2023 est l'année des sigles. Après CVC, voici RVG pour Romy Vager Group. Pas grand chose à voir pour ce qui est de l'humeur accorte, un peu l'opposé même. Romy native d'Adelaïde dont elle a fui l'esprit étriqué, en est déjà à son 3ème album sous cette bannière. Et a trouvé ses compagnons de jeu à Melbourne.
Obsédée par le rock anglais et la new-wave des années 80 (The Cure, The Smiths et Echo and The Bunnymen comptent parmi ses groupes préférés), Romy développe assez tôt des textes que l'on peut trouver très auto-centrés tant il est question du I /me/ my.

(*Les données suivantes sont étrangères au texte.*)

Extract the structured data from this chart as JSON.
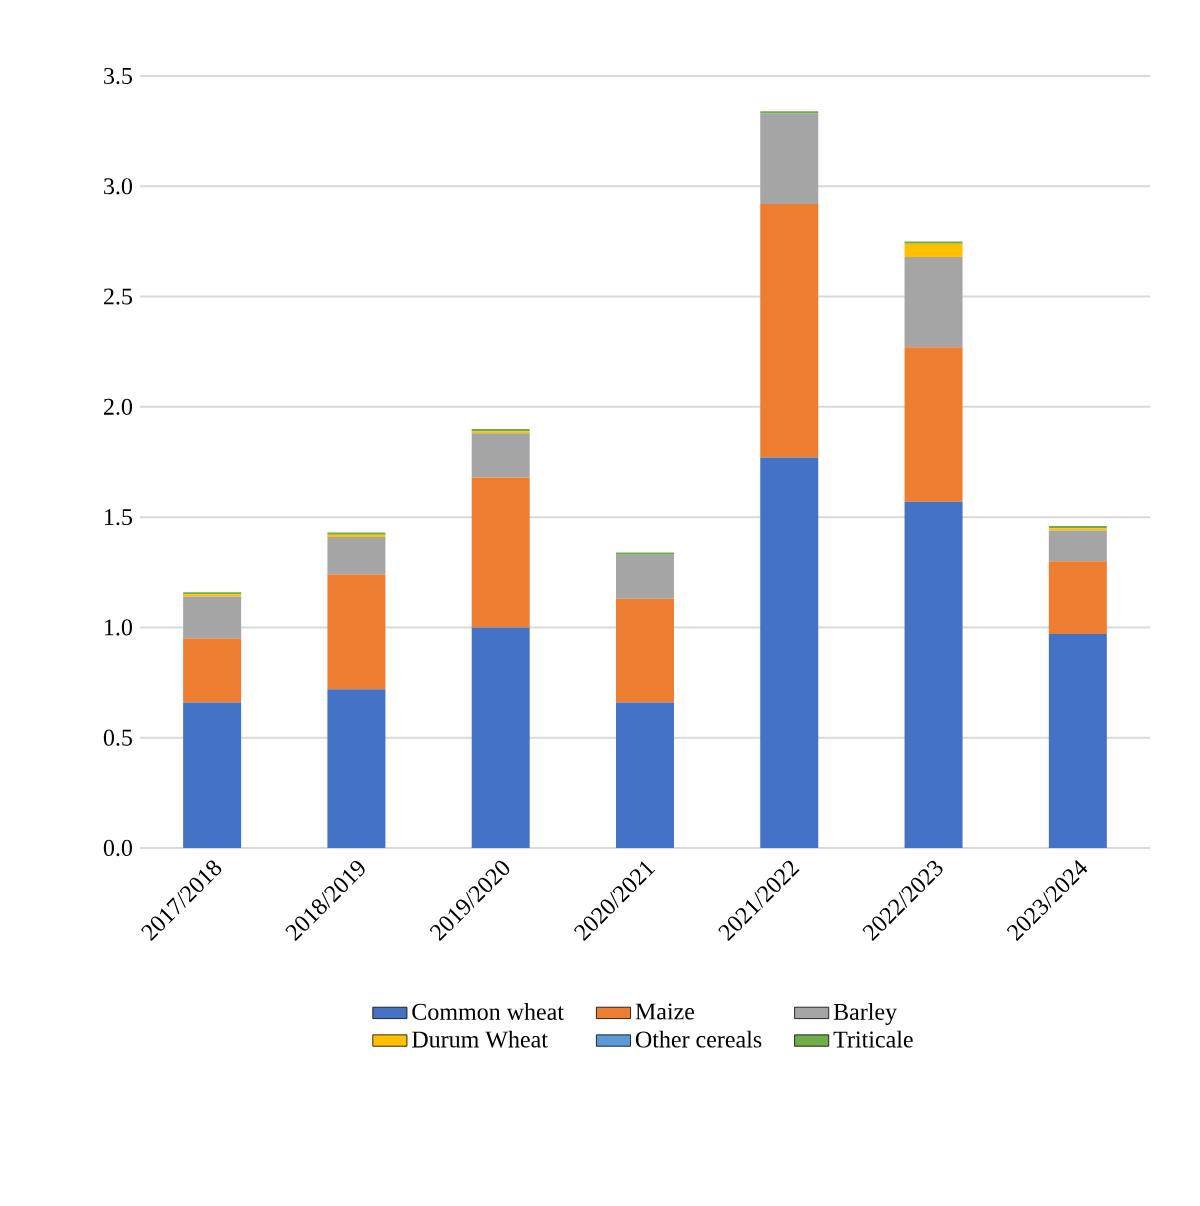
{
  "chart_data": {
    "type": "bar",
    "stacked": true,
    "categories": [
      "2017/2018",
      "2018/2019",
      "2019/2020",
      "2020/2021",
      "2021/2022",
      "2022/2023",
      "2023/2024"
    ],
    "series": [
      {
        "name": "Common wheat",
        "color": "#4472c4",
        "values": [
          0.66,
          0.72,
          1.0,
          0.66,
          1.77,
          1.57,
          0.97
        ]
      },
      {
        "name": "Maize",
        "color": "#ed7d31",
        "values": [
          0.29,
          0.52,
          0.68,
          0.47,
          1.15,
          0.7,
          0.33
        ]
      },
      {
        "name": "Barley",
        "color": "#a5a5a5",
        "values": [
          0.19,
          0.17,
          0.2,
          0.2,
          0.41,
          0.41,
          0.14
        ]
      },
      {
        "name": "Durum Wheat",
        "color": "#ffc000",
        "values": [
          0.01,
          0.01,
          0.01,
          0,
          0,
          0.06,
          0.01
        ]
      },
      {
        "name": "Other cereals",
        "color": "#5b9bd5",
        "values": [
          0,
          0,
          0,
          0,
          0,
          0,
          0
        ]
      },
      {
        "name": "Triticale",
        "color": "#70ad47",
        "values": [
          0.01,
          0.01,
          0.01,
          0.01,
          0.01,
          0.01,
          0.01
        ]
      }
    ],
    "ylim": [
      0,
      3.5
    ],
    "yticks": [
      {
        "value": 0,
        "label": "0.0"
      },
      {
        "value": 0.5,
        "label": "0.5"
      },
      {
        "value": 1,
        "label": "1.0"
      },
      {
        "value": 1.5,
        "label": "1.5"
      },
      {
        "value": 2,
        "label": "2.0"
      },
      {
        "value": 2.5,
        "label": "2.5"
      },
      {
        "value": 3,
        "label": "3.0"
      },
      {
        "value": 3.5,
        "label": "3.5"
      }
    ],
    "grid": "y",
    "legend": "bottom"
  }
}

Après deux albums intrigants mais presque anodins en comparaison, RVG franchit un cap avec ce Brain Worms dont l'intitulé fait référence aux ravages d'Internet, la désinformation qui en découle auprès d'esprits trop candides. Auxquels font écho outre le morceau titre, le rageur et plus générique "Nothing really changes". Il y a bien-sûr cette sensation de voyeurisme à l'écoute de ces textes où la psyché de Romy est à nu et se livre douloureusement et ce dès le "Common ground" d'ouverture. Le son est celui du post-punk évoqué plus haut. Les guitares sont fiévreuses, comme ce chant habité de Romy à la troublante tessiture, qui évoque celui d'un Mike Scott (Waterboys), à la fois mâle mais avec l'ambiguïté transgenre de Romy. Et qui par exemple n'était pas affirmée de la sorte sur A Quality of Mercy (2017) et Feral (2020). Et c'est peu dire que ce timbre si particulier concourt pour beaucoup à l'attraction qu'exerce le disque. On n'est pas non plus loin de l'exaltation de la jeune Patti Smith non plus.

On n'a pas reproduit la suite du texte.